The Boston Sports Journal reported that Leonard did not appear in promotional material as other endorsers did because Aspiration executives “saw no brand synergy with Leonard and chose not to use his services. They instead preferred to partner with climate-focused influencers.”
Ballmer couldn’t explain why Leonard did no marketing or endorsement work for Aspiration, telling Shelburne that he never spoke with the player about his deal with the company.
“I don’t know why they did what they did and I don’t know how different it is, I really don’t,” he said. “And, frankly, any speculation would be crazy. These were guys who committed fraud. Look, they conned me. I made an investment in these guys thinking it was on the up-and-up and they conned me. At this stage, I have no ability to predict why they did anything they did.”
The salary cap is a dollar amount that limits what teams can spend on player payroll. The purpose of the cap is to ensure parity, preventing the wealthiest teams from outspending smaller markets to acquire the best players.
Circumventing the cap by paying a player outside of his contract is strictly prohibited. Teams that exceed the cap must pay luxury tax penalties that grow increasingly severe. Revenues from the tax penalties are then distributed in part to smaller-market teams and in part to teams that do not exceed the salary cap.
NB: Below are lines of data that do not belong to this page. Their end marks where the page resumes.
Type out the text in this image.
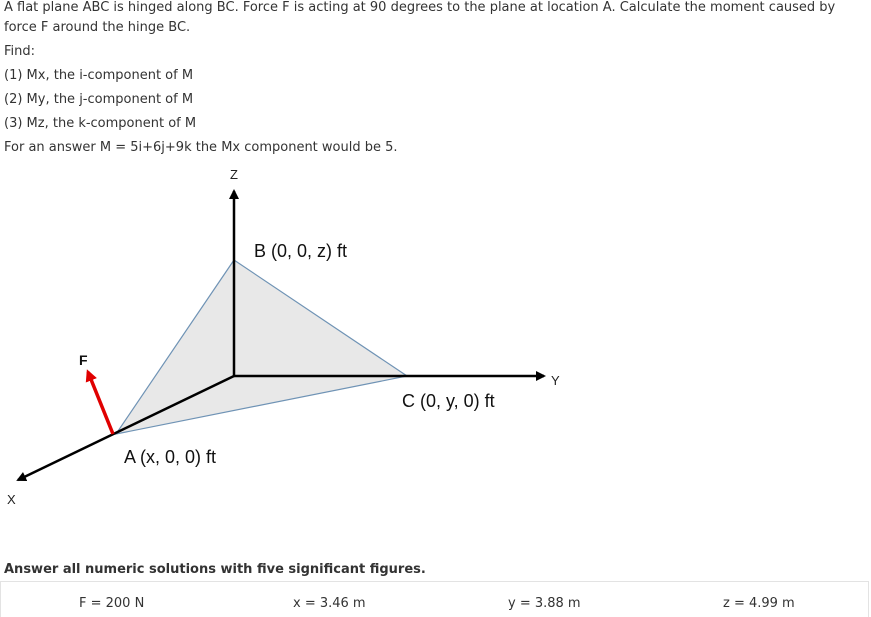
A flat plane ABC is hinged along BC. Force F is acting at 90 degrees to the plane at location A. Calculate the moment caused by force F around the hinge BC.

Find:

(1) Mx, the i-component of M

(2) My, the j-component of M

(3) Mz, the k-component of M

For an answer M = 5i+6j+9k the Mx component would be 5.

Z
Y
X
F
B (0, 0, z) ft
C (0, y, 0) ft
A (x, 0, 0) ft

Answer all numeric solutions with five significant figures.

F = 200 N	x = 3.46 m	y = 3.88 m	z = 4.99 m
The NBA said it will investigate the allegations laid out by Torre. Ballmer said he welcomes the probe. If allegations were made against a team other than the Clippers, “I’d want the league to investigate, to take it seriously,” he said.
“We know the rules, and if anything is not clear, we remind ourselves what the rules are. And we make it absolutely clear we will abide by those rules.”
The cap was implemented before the 1984-85 season at a mere $3.6 million. Ten years later, it was $15.9 million, and 10 years after that it had risen to $43.9 million. By the 2014-15 season it was $63.1 million.
The biggest spike came before the 2016-2017 season when it jumped to $94 million because of an influx of revenue from a new nine-year, $24-billion media rights deal with ESPN and TNT.
Salary cap rules negotiated between the NBA and the players’ union are spelled out in the Collective Bargaining Agreement. Proven incidents of teams circumventing the cap are few, with a violation by the Minnesota Timberwolves in 2000 serving as the most egregious.
The Timberwolves made a secret agreement with free agent and former No. 1 overall draft pick Joe Smith, signing him to a succession of below-market one-year deals in order to enable the team to go over the cap with a huge contract ahead of the 2001-02 season.
The NBA voided his contract, fined the Timberwolves $3.5 million, and stripped them of five first-round draft picks — two of which were later returned. Also, owner Glen Taylor and general manager Kevin McHale were suspended.
Then-NBA commissioner David Stern told the Minnesota Star Tribune at the time: “What was done here was a fraud of major proportions. There were no fewer than five undisclosed contracts tightly tucked away, in the hope that they would never see the light of day. … The magnitude of this offense was shocking.”
According to Article 13 of the CBA, if the Clippers were found to have circumvented the cap, it would be a first offense punishable by a $4.5-million fine, the loss of one first-round draft pick, and voiding of Leonard’s contract. However, the Clippers don’t have a first-round pick until 2027.